This is a story of N=(N-3)+(N+1), even though I plan to catch-and-release this one locally. And I hardly call it C&V, but since steel MTB's are a thing now, I decided to give it a go.

Short story long, last weekend, I dragged three framesets to the neighborhood scrap fellow. Before you ask: No, all three were past it. Now, thing is, there's two scrap fellows on the same street. And this other fellow had frames. Lots of MTB frames. Apparently, a local shop has been sending him their rough junk to help him out, and this rough junk included a really beat Gary Fisher Joshua, along with a "red thing with an XT rear derailer." I bought both.

This red thing turned out to be a 1994 Stumpjumper FS, under a surprisingly decent red paint job, free of overspray on everything except the inner chainring.



At any rate, it's clear someone loved this enough to take it apart to repaint, and - eventually - someone thought enough of it to try to bring it back to the original green paint. Then gave up.

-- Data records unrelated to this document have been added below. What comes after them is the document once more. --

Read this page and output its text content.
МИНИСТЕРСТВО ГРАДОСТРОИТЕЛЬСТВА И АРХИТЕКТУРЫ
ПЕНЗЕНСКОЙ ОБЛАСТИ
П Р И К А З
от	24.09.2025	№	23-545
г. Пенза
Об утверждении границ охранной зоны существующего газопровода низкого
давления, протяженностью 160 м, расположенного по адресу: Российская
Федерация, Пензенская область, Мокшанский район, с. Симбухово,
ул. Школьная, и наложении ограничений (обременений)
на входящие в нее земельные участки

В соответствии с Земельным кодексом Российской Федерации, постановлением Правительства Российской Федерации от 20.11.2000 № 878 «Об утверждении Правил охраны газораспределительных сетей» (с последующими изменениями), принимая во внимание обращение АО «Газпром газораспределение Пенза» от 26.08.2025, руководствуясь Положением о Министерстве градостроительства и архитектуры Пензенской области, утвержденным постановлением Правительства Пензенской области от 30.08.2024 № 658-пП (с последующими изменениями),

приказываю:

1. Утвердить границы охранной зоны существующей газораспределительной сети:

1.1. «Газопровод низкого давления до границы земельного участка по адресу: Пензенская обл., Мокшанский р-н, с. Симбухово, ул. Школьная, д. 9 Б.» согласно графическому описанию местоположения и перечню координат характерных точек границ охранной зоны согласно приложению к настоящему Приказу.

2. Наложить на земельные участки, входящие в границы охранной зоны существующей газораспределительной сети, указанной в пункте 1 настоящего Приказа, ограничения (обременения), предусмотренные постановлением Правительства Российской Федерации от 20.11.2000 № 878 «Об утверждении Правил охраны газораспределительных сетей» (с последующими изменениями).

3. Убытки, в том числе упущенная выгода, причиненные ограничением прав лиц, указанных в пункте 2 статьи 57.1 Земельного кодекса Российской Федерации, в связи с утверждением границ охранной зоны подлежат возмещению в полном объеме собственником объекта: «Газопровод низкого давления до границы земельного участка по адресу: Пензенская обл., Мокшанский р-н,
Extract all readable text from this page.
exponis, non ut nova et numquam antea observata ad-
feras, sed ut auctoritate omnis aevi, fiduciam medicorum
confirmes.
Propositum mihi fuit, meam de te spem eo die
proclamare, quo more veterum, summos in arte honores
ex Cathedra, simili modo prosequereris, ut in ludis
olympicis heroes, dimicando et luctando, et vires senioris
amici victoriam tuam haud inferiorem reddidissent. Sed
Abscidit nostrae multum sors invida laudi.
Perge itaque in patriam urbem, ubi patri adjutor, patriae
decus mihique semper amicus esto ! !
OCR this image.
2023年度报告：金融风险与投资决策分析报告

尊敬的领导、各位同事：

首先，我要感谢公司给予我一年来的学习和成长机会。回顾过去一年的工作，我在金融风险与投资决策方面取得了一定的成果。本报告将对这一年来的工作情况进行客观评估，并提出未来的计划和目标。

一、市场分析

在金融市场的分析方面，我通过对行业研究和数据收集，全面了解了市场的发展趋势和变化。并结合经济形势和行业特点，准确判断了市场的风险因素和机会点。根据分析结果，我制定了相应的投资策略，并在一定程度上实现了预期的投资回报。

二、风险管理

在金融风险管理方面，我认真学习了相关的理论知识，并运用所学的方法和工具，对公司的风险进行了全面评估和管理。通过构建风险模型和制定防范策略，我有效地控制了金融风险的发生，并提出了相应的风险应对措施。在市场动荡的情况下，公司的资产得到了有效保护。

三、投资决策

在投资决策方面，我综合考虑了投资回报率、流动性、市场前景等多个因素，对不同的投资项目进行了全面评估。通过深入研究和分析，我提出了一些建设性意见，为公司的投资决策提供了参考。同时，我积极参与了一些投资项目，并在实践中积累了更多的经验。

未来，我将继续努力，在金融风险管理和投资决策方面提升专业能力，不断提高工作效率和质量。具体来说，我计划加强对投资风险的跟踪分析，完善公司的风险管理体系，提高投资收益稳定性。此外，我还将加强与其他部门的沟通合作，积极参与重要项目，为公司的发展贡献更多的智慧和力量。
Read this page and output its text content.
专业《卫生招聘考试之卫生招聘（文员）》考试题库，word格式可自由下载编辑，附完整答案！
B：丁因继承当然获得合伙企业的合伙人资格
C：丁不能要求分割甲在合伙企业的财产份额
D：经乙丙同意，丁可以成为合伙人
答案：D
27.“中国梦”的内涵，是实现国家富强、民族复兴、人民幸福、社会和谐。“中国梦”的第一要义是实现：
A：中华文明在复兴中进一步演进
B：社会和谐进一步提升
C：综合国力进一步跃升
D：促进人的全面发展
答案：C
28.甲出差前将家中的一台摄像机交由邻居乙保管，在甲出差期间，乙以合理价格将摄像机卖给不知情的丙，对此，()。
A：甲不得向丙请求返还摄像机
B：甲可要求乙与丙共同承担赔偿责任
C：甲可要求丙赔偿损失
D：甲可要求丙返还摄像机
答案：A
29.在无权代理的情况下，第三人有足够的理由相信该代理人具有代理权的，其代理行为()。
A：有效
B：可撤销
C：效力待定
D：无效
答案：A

I can't blame them; it's rough.



...but not rough enough.

I fully intended to pull the RD off and send it back to the Truck of the Great Beyond. Then the seatpost came out without issue, changing the entire fate of this thing.

Thing is, I have a 1990's Araya MTB wheelset kicking about right now. It came off a wrecked Schwinn Mesa SS, along with a Tange Struts GS fork that should also fit this. Said parts are not show quality, but they're usable. The prospect intrigued me, even though I know it'll always be a beater.

So I broke out the citrus stripper and some fine-grade scuff pads with a spritz of WD40 on them. I wasn't about to wetsand the red paint off (like one should if they really care about the bike), but just wanted to rip it off efficiently enough without taking off too much of the original green.



Not great, but already an improvement. We can see what it is now at least - an El Stumpyjunky.

Speaking of junk, here's the Tange fork. It's one of those elastomer jobs, and the elastomers are dead. Should be interesting to figure out how I can cheese a cheap workaround that won't cost an arm and a leg for a fork that's worth half of the price of the elastomers.



As I was stripping some more of the paint this evening, I got a great bad idea: Since some of the paint is through to the metal, why not rat rod it with a transparent paint similar to the original green to homage what it looked like when new?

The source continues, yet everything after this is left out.